2015 – Lei do Feminicídio (13.104/15)
Alterou um Decreto-Lei do Código Penal e incluiu que o assassinato de uma mulher cometido por razões da condição de sexo feminino é circunstância qualificadora do crime de homicídio e hediondo. Isso significa que o feminicídio, quando uma mulher é morta pelo fato de ser uma mulher, foi adicionado ao grupo de crimes considerados de extrema gravidade como estupro, latrocínio e genocídio.
2018 – Lei da Importunação sexual (13.718/18)
Além de tornar crime “praticar contra alguém e sem a sua anuência ato libidinoso com o objetivo de satisfazer a própria lascívia ou a de terceiro”, também pune a divulgação de cena de estupro, de sexo ou de pornografia, sem o consentimento da vítima, por qualquer meio – inclusive veículos de comunicação de massa ou sistema de informática ou telemática – fotografia, vídeo ou outro registro audiovisual.
2021 – Lei do stalking e perseguição (14.132/21)
Tipifica no Código Penal a perseguição reiterada, por qualquer meio, como a internet (cyberstalking), que ameaça a integridade física e psicológica de alguém, restringindo a liberdade de ir e vir, perturbando e interferindo na privacidade da vítima – a maioria, mulheres.

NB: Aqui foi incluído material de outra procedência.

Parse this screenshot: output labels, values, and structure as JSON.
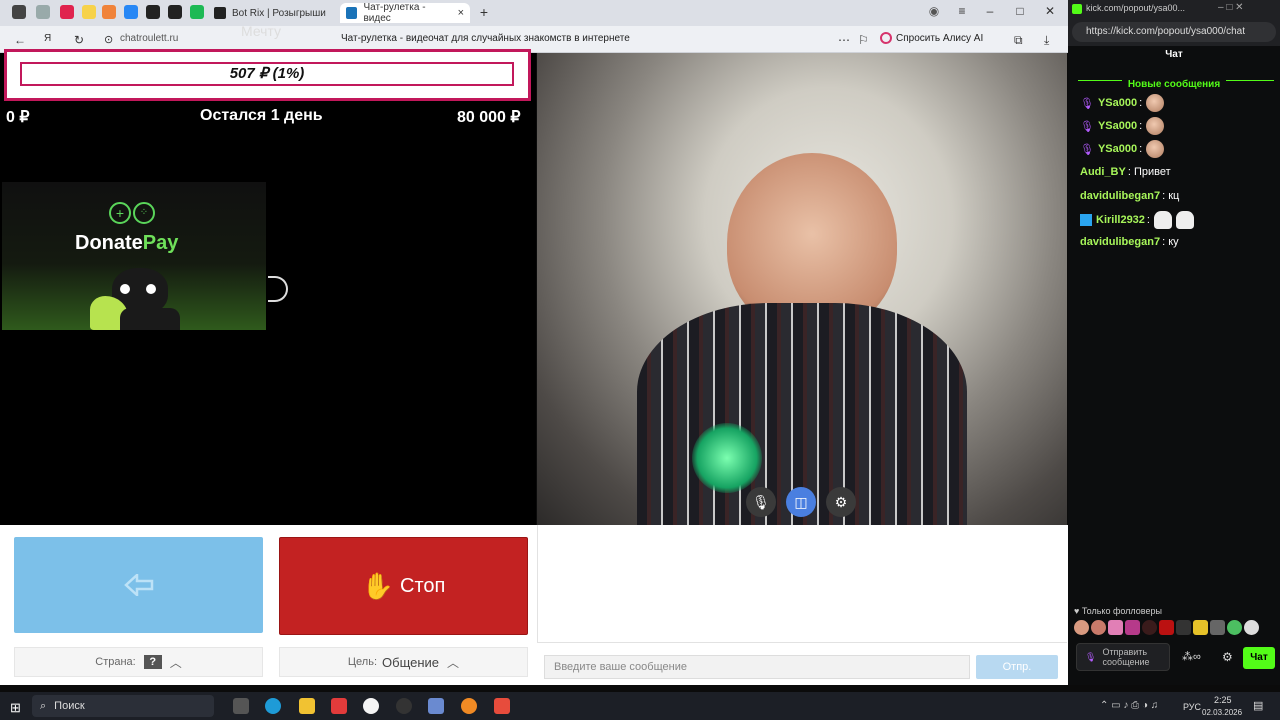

A nova lei também revoga o crime de perturbação da tranquilidade alheia.
2021 – Lei da violência psicológica contra a mulher (14.188/21)
Passa a ser crime “causar dano emocional à mulher que a prejudique e perturbe seu pleno desenvolvimento ou que vise a degradar ou a controlar suas ações, comportamentos, crenças e decisões, mediante ameaça, constrangimento, humilhação, manipulação, isolamento, chantagem, ridicularização, limitação do direito de ir e vir ou qualquer outro meio que cause prejuízo à sua saúde psicológica e autodeterminação”. A vítima pode denunciar, independente do lugar em que o crime ocorreu.
Como denunciar?
Qualquer violência contra a mulher pode ser levada para as Deams (Delegacia Especial de Atendimento à Mulher). Além disso, a professora de direito, Patricia Tuma Bertolin recomenda que as mulheres tentem gravar caso se sintam violentadas e avisar imediatamente os motoristas e seguranças dos transportes públicos.